Questa zona, con un’altitudine di oltre 8.000 metri, è caratterizzata da una bassissima concentrazione di ossigeno.
L’ascesa al Monte Everest, alto 8.848 metri, comporta un pericolo mortale per gli scalatori quando raggiungono la cosiddetta ‘zona della morte’. Si tratta di un’area, situata a più di 8.000 metri, dove la concentrazione di ossigeno è così bassa che il corpo inizia a morire di ipossia e si decompone lentamente. Disturbi fisiologici come infarti, ictus e perdita di coscienza diventano evidenti a queste altitudini, ben al di sopra del livello del mare. “Il tuo corpo si sta disgregando e essenzialmente sta morendo”, ha detto a Business Insider l’alpinista dell’Everest Shaunna Burke. “Diventa una corsa contro il tempo“, ha aggiunto. Da parte sua, l’alpinista David Breashears spiega che, a più di 8.000 metri sul livello del mare, l’aria è così povera di ossigeno che anche con bombole d’aria in più sembra di “correre su un tapis roulant e respirare con una cannuccia” . Nella “zona della morte“, i livelli di ossigeno nell’aria sono inferiori del 40% rispetto al livello del mare. Jeremy Windsor, un medico che ha scalato l’Everest nel 2007, afferma che i campioni di sangue prelevati da quattro alpinisti nella “zona della morte” hanno rivelato che stavano sopravvivendo con solo un quarto dell’ossigeno di cui avevano bisogno. “Si tratta di condizioni paragonabili ai dati trovati nei pazienti vicini alla morte“, ha spiegato Windsor. Quando la quantità di ossigeno nel sangue scende al di sotto di un certo livello, la frequenza cardiaca aumenta fino a 140 battiti al minuto, aumentando il rischio di infarto.

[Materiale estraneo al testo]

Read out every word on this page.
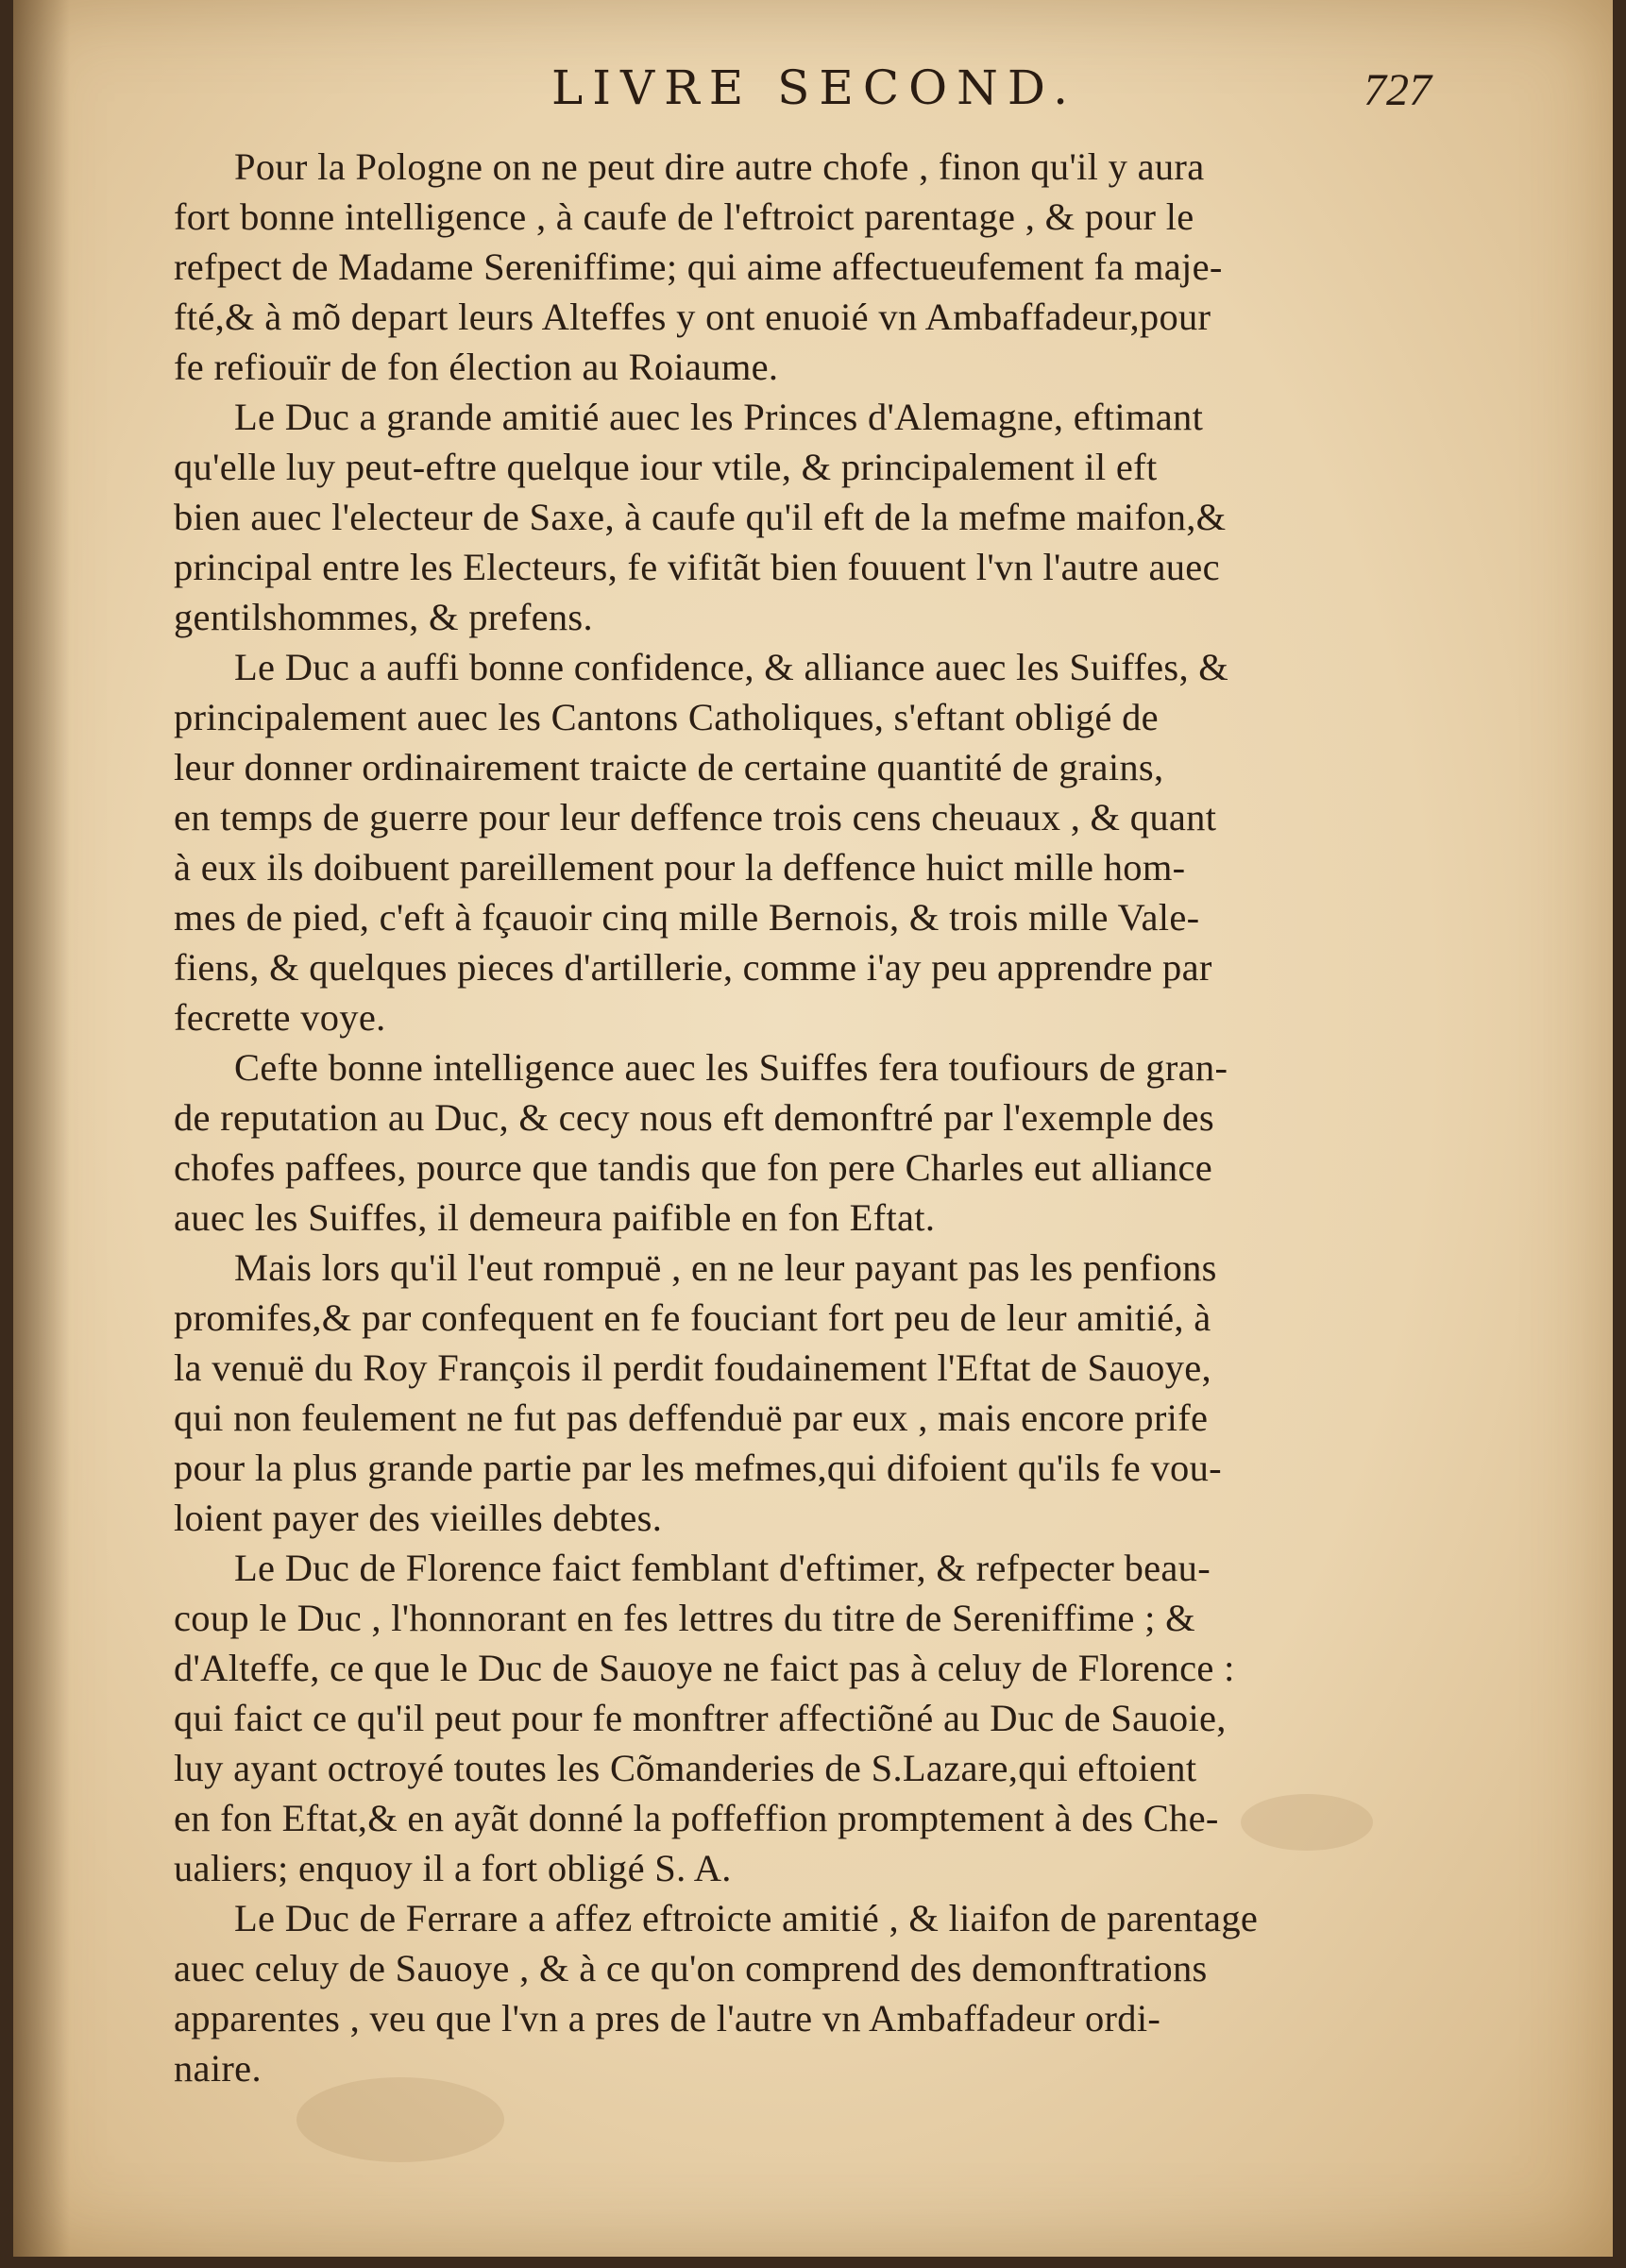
LIVRE SECOND.	727
Pour la Pologne on ne peut dire autre chofe , finon qu'il y aura
fort bonne intelligence , à caufe de l'eftroict parentage , & pour le
refpect de Madame Sereniffime; qui aime affectueufement fa maje-
fté,& à mõ depart leurs Alteffes y ont enuoié vn Ambaffadeur,pour
fe refiouïr de fon élection au Roiaume.
Le Duc a grande amitié auec les Princes d'Alemagne, eftimant
qu'elle luy peut-eftre quelque iour vtile, & principalement il eft
bien auec l'electeur de Saxe, à caufe qu'il eft de la mefme maifon,&
principal entre les Electeurs, fe vifitãt bien fouuent l'vn l'autre auec
gentilshommes, & prefens.
Le Duc a auffi bonne confidence, & alliance auec les Suiffes, &
principalement auec les Cantons Catholiques, s'eftant obligé de
leur donner ordinairement traicte de certaine quantité de grains,
en temps de guerre pour leur deffence trois cens cheuaux , & quant
à eux ils doibuent pareillement pour la deffence huict mille hom-
mes de pied, c'eft à fçauoir cinq mille Bernois, & trois mille Vale-
fiens, & quelques pieces d'artillerie, comme i'ay peu apprendre par
fecrette voye.
Cefte bonne intelligence auec les Suiffes fera toufiours de gran-
de reputation au Duc, & cecy nous eft demonftré par l'exemple des
chofes paffees, pource que tandis que fon pere Charles eut alliance
auec les Suiffes, il demeura paifible en fon Eftat.
Mais lors qu'il l'eut rompuë , en ne leur payant pas les penfions
promifes,& par confequent en fe fouciant fort peu de leur amitié, à
la venuë du Roy François il perdit foudainement l'Eftat de Sauoye,
qui non feulement ne fut pas deffenduë par eux , mais encore prife
pour la plus grande partie par les mefmes,qui difoient qu'ils fe vou-
loient payer des vieilles debtes.
Le Duc de Florence faict femblant d'eftimer, & refpecter beau-
coup le Duc , l'honnorant en fes lettres du titre de Sereniffime ; &
d'Alteffe, ce que le Duc de Sauoye ne faict pas à celuy de Florence :
qui faict ce qu'il peut pour fe monftrer affectiõné au Duc de Sauoie,
luy ayant octroyé toutes les Cõmanderies de S.Lazare,qui eftoient
en fon Eftat,& en ayãt donné la poffeffion promptement à des Che-
ualiers; enquoy il a fort obligé S. A.
Le Duc de Ferrare a affez eftroicte amitié , & liaifon de parentage
auec celuy de Sauoye , & à ce qu'on comprend des demonftrations
apparentes , veu que l'vn a pres de l'autre vn Ambaffadeur ordi-
naire.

Ad alta quota, il corpo inizia a produrre più emoglobina per compensare il deficit di ossigeno; ma troppa emoglobina può addensare il sangue, rendendo più difficile per il cuore pomparlo. Ciò può portare a un accumulo di liquido nei polmoni, una condizione chiamata edema polmonare da alta quota (HAPE). Gli alpinisti con HAPE hanno sempre fiato corto, anche quando riposano. Se il cervello diventa ipossico, può iniziare a gonfiarsi, causando una condizione chiamata edema cerebrale da alta quota (HACE). In queste condizioni, anche il cervello degli scalatori può iniziare a gonfiarsi, il che può portare a nausea e a una forma di psicosi d’alta quota che li fa dimenticare dove si trovano e andare in un’illusione. Gli scalatori ipossici spesso fanno cose strane come iniziare a togliersi i vestiti o parlare con amici immaginari. Burke ha spiegato che durante l’arrampicata soffriva di una tosse costante e inesorabile. “Ogni secondo o terzo respiro, il tuo corpo ansima per l’aria e ti svegli“, ha detto. L’aria è così rarefatta che è impossibile dormire bene. Il bagliore di neve e ghiaccio infiniti può causare la perdita temporanea della vista o la rottura dei vasi sanguigni negli occhi (cecità da neve). Le temperature nella zona della morte non superano mai i -17 gradi Celsius. “Qualsiasi pelle esposta si congela all’istante”, ha concluso Burke.